You can think of a parameter as a number you can tweak while training. This netw...

sirk390 · on April 11, 2022

And if every parameter is one byte, the minimum, it will take at least 70gb to save or share this model. So it's still way to big to package directly in a app.

cshimmin · on April 11, 2022

From the paper, they are using bfloat16, so I guess two bytes. But distributing and "packaging into an app" are not at all of practical interest for these kinds of models. You (a consumer) would interact via some API service, with the model running on a hardware-accelerated compute cloud.

In any case, during training (where the model is run in possibly large batches), and even during inference, the size of the parameters is completely dwarfed by the intermediate tensor representations.
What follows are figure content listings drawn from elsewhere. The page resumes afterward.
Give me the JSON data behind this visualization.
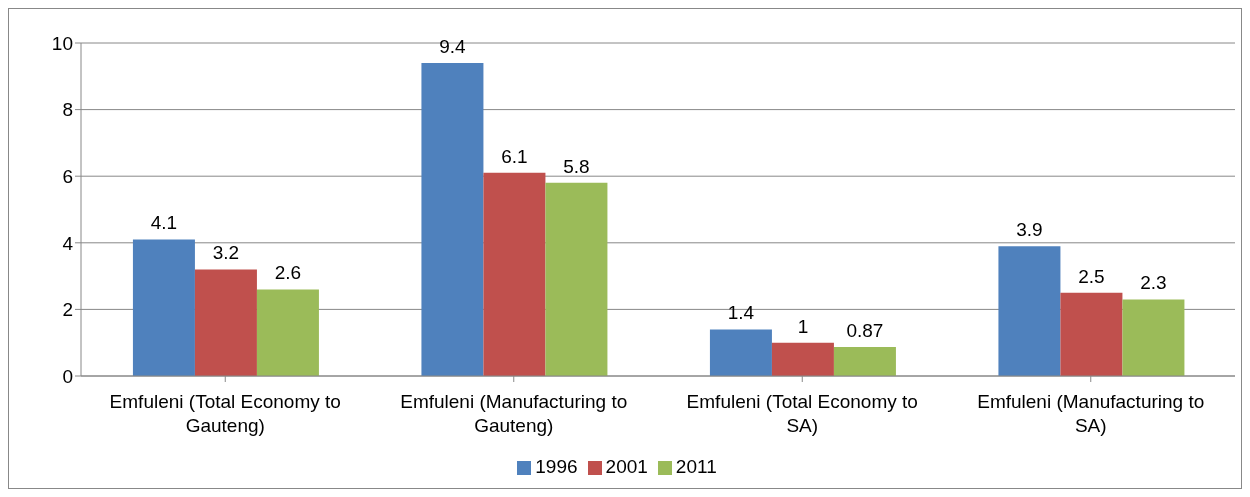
{
  "chart_data": {
    "type": "bar",
    "categories": [
      "Emfuleni (Total Economy to Gauteng)",
      "Emfuleni (Manufacturing to Gauteng)",
      "Emfuleni (Total Economy to SA)",
      "Emfuleni (Manufacturing to SA)"
    ],
    "series": [
      {
        "name": "1996",
        "color": "#4f81bd",
        "values": [
          4.1,
          9.4,
          1.4,
          3.9
        ]
      },
      {
        "name": "2001",
        "color": "#c0504d",
        "values": [
          3.2,
          6.1,
          1,
          2.5
        ]
      },
      {
        "name": "2011",
        "color": "#9bbb59",
        "values": [
          2.6,
          5.8,
          0.87,
          2.3
        ]
      }
    ],
    "ylim": [
      0,
      10
    ],
    "yticks": [
      0,
      2,
      4,
      6,
      8,
      10
    ],
    "grid": "y",
    "legend": "bottom",
    "data_labels": true
  }
}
brrrrrm · on April 11, 2022

> even during inference, the size of the parameters is completely dwarfed by the intermediate tensor representations

What makes you say this?

cshimmin · on April 11, 2022

It's especially true for models that do some kind of weight sharing, which is very common (CNNs, RNNs, transformers, etc). For a concrete example, consider a layer from an image convolutional network, which maps from a 3-dim colorspace to a 128-dim feature space. Assuming a 5x5 kernel that's about 10k parameters. However, after applying this layer, you go from having an (B,H,W,3) tensor to a (B,H-4,W-4,128) tensor, where H,W are the height and width of the image, and B is the number of images in the batch. If you're working with even moderately high resolution images, the memory required for these intermediate tensors at each layer is much larger than the parameters.

Something similar applies for RNNs (same weights applied at each element of a sequence), GNNs and transformers (same weights applied at each pair of data).

lostmsu · on April 11, 2022

Have you seen modern games?

sva_ · on April 11, 2022

I doubt they load that amount of data in memory

replygirl · on April 11, 2022

I'm thinking about upgrading from 64gb to 128gb so i can use all my Cities: Skylines assets in the same map

lostmsu · on April 11, 2022

Right, they usually stream assets as they are requested. Large models do the same.